A ello habría que añadir también el propio confusionismo o falta de precisión de algunos términos, según nos ubiquemos en el ámbito de la educación formal o no formal. Todo ello indica que es difícil realizar cualquier tipo de clasificación, catalogación o identificación sin correr riesgos y defectos. Pero asumimos, de entrada, que no puede abordarse dicho análisis de manera unificada, por cuanto tampoco lo son los contextos económicos, laborales, políticos y culturales.
En realidad son múltiples las situaciones y escenarios de actuación profesional tanto dentro como fuera del sistema y, a la vez, múltiples los perfiles que podemos encontrar dentro de lo que se considera la familia profesional de la educación, así como su formación y profesionalización. A todo ello habría que añadir la propia variabilidad de los diferentes países, de lo que son fiel exponente los informes y documentos que continuamente se están elaborando en el seno de la Unión Europea.
El presente monográfico pretende de manera modesta abordar algunas de las características y problemáticas de estos profesionales. Para ello se ha organizado en torno a dos bloques de contenido: de una parte, tres aportaciones más extensas y varios documentos de trabajo más breves sobre aspectos particulares de algunos actores.

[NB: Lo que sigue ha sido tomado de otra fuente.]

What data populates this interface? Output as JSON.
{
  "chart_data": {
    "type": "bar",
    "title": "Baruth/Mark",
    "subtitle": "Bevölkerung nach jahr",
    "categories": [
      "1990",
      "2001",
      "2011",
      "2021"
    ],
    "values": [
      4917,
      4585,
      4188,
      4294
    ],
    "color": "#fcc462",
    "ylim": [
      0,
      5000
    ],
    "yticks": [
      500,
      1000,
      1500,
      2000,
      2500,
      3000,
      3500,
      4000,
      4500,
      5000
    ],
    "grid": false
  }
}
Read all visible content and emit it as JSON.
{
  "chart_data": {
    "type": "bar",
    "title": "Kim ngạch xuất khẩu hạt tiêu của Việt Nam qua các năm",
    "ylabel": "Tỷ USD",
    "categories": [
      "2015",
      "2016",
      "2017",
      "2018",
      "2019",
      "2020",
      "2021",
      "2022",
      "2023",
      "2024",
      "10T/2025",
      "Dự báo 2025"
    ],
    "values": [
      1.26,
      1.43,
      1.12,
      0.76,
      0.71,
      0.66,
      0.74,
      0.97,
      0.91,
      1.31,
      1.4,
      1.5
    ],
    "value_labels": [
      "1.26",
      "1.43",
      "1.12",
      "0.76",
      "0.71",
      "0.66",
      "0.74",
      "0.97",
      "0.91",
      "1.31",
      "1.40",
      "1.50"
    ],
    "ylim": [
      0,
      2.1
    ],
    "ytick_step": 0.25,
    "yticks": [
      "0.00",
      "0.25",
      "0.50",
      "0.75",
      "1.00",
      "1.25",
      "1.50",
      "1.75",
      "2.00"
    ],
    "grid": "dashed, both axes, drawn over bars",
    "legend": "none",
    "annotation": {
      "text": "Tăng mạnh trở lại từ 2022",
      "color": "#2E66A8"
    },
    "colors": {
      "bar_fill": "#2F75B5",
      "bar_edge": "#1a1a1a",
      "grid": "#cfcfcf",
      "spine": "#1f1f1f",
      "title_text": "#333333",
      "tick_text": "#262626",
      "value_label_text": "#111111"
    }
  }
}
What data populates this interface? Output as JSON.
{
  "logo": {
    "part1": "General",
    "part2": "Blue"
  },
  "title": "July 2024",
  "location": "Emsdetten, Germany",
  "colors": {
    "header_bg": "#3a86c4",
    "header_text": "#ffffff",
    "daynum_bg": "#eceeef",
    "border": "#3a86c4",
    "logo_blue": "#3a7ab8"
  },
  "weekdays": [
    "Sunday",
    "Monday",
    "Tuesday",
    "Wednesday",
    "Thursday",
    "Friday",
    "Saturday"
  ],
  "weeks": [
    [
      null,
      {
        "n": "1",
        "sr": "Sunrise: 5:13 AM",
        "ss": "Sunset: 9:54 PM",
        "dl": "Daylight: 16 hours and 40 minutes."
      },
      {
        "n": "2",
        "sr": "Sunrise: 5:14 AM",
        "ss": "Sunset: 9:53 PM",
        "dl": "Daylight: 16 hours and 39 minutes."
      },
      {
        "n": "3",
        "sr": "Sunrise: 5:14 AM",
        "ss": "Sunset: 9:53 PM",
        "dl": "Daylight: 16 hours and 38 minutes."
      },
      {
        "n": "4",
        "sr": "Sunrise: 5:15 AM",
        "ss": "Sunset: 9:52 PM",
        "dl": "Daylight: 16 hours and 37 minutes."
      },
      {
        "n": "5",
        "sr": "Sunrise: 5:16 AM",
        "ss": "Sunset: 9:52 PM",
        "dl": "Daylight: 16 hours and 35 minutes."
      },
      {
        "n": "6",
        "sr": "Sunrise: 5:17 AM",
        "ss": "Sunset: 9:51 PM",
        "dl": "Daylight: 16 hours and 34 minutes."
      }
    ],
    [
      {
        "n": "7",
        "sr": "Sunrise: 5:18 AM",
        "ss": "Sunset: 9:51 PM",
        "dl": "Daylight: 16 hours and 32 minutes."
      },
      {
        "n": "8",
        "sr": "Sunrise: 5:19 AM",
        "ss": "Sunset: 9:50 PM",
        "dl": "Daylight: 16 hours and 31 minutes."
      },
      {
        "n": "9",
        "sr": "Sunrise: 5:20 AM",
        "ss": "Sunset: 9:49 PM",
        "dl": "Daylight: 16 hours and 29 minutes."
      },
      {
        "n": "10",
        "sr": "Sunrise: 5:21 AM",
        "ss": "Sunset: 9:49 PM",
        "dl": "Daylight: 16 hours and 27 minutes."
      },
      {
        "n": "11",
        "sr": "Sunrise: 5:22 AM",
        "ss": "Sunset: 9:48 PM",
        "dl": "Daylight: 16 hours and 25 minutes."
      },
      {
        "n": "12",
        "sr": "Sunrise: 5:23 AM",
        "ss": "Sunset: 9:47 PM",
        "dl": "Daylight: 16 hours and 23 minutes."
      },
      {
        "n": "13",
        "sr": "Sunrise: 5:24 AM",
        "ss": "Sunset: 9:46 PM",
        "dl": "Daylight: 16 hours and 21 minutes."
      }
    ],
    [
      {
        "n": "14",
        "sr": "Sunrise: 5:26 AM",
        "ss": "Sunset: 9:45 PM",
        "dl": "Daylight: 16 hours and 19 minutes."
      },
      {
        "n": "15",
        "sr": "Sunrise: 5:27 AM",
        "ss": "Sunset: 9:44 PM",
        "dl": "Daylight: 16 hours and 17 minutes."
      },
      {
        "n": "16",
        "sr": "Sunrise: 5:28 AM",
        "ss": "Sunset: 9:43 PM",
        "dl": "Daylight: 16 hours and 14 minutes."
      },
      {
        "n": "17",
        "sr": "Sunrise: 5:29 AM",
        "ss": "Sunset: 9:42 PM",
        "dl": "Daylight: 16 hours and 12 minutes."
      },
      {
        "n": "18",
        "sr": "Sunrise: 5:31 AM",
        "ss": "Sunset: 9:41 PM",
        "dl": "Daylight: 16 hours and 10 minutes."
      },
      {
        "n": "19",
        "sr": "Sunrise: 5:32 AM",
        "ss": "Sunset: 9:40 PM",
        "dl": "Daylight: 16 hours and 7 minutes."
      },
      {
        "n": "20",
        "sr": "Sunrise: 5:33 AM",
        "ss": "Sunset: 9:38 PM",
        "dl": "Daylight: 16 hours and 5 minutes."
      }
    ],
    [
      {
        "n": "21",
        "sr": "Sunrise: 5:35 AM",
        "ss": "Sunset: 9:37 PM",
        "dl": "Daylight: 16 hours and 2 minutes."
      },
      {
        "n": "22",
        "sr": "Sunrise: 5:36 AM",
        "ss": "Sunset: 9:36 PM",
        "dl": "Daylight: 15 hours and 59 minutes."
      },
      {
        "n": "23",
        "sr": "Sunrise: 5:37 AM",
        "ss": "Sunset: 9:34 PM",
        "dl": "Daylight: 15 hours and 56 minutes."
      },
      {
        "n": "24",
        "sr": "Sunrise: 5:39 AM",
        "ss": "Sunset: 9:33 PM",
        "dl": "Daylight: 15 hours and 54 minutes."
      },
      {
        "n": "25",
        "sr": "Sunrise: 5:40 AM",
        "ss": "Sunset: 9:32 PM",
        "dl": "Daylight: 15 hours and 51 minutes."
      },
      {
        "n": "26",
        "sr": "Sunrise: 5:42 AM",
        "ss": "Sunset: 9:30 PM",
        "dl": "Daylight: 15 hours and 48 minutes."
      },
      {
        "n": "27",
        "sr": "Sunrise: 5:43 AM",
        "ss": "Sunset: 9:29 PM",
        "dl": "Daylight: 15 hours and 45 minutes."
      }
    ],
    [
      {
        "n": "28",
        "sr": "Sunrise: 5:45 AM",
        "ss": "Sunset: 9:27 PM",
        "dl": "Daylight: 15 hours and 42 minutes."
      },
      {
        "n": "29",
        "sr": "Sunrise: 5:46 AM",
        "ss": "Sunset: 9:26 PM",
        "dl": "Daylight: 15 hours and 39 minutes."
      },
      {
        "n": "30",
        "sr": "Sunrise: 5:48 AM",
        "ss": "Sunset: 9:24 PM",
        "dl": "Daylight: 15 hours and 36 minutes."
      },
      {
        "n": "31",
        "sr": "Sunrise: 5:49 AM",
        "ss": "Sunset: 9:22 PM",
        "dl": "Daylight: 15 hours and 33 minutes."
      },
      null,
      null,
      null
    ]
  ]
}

En primer lugar, se presenta el artículo ¿Es el formador un profesional? Algunos obstáculos que dificultan su identidad profesional de Antonio Navío. Se abordan aspectos básicos relacionados con la profesionalidad, así como algunos obstáculos que impiden dicha identidad y su desarrollo profesional, desde sus funciones, hasta su situación sociolaboral precaria y su propia formación.
Por su parte, Carlos Marcelo afronta La formación docente en la sociedad del conocimiento y la información: avances y temas pendientes. Su planteamiento arranca de la transformación que está aconteciendo en todos los órdenes de la vida y cómo ésta afecta igualmente al trabajo de los profesores, desde sus referentes, sus nuevos recursos, sus nuevos conocimientos y la propias oportunidades que la sociedad del conocimiento y la información le ofrece para el desarrollo de su actividad profesional.
Por último, Manuel Fernández Cruz, desde una perspectiva europea abierta al mundo, afronta la internacionalización de la formación en su trabajo Formación interuniversitaria e investigación internacional , dos ámbitos necesarios en la formación de formadores. Este planteamiento no es solo una consecuencia de la convergencia hacia el año 2010, sino también un nuevo referente de la profesionalización de los actores. La implicación de diversas instituciones y diferentes escenarios geográficos no solo añade un acicate a dicha formación, sino que se convierte en recurso fundamental para las dos experiencias-proyectos que presenta. // Por José Tejada Fernández.